With the usual p-norm, let $B_1^p(0):= \{ x\in \mathbb{R}^2 : |x|_p \leq 1 \}$ for a $p\in[1,\infty]$. Let $X_p$ be a uniformly distributed random variable on $B_1^p(0)$.
Calculate the PDF of the random variable $\pi_1(X_p)$ where $\pi_1:\mathbb{R}^2 \to \mathbb{R}$ is the projection on the first coordinate.
So thus far I have the following idea.
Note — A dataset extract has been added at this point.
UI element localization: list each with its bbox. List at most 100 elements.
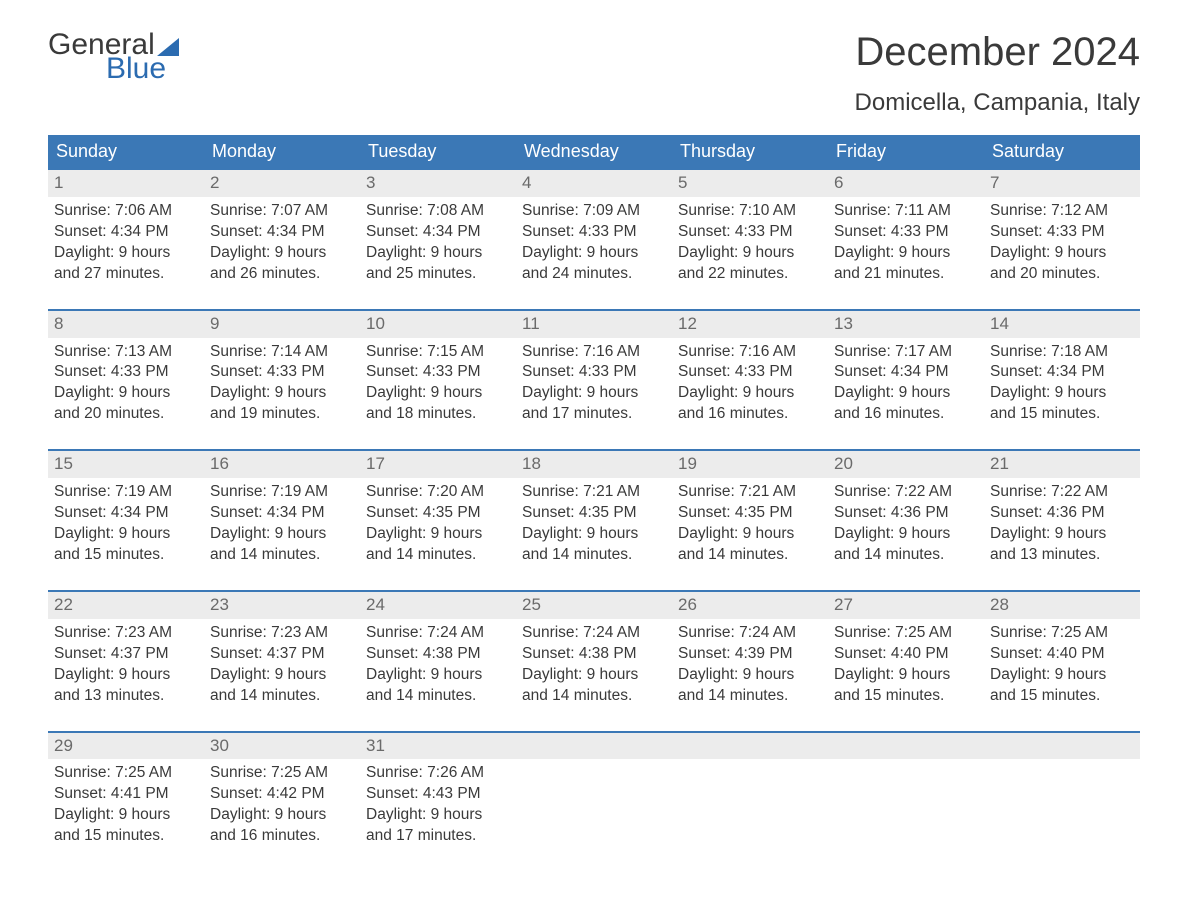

The density should be $$f_{X_p}(x_1,x_2) = \frac{1_{B_1^p(0)}(x_1,x_2)}{\lambda_2({B_1^p(0)})} $$
Could the corresponding density $f_{\pi_1(X_P)}$ be just the Integral of the first density but in respect to $dx_2$ and maybe more generally, is this the right approach to define the uniform distribution on any set?
Let $X=(X_1,X_2)$. As suggested in the comments, the answer is $$\frac{d}{dz}P(X_1\leq z)=\frac{d}{dz}\frac{2}{\lambda^2(B^p(0))}\int_{-1}^z(1-|x|^p)^{1/p}dx=\frac{2(1-|z|^p)^{1/p}}{\lambda^2(B^p(0))},z \in [-1,1]$$ where $\lambda^2(B^p(0))=\frac{(2\Gamma(1+1/p))^2}{\Gamma(1+2/p)}$.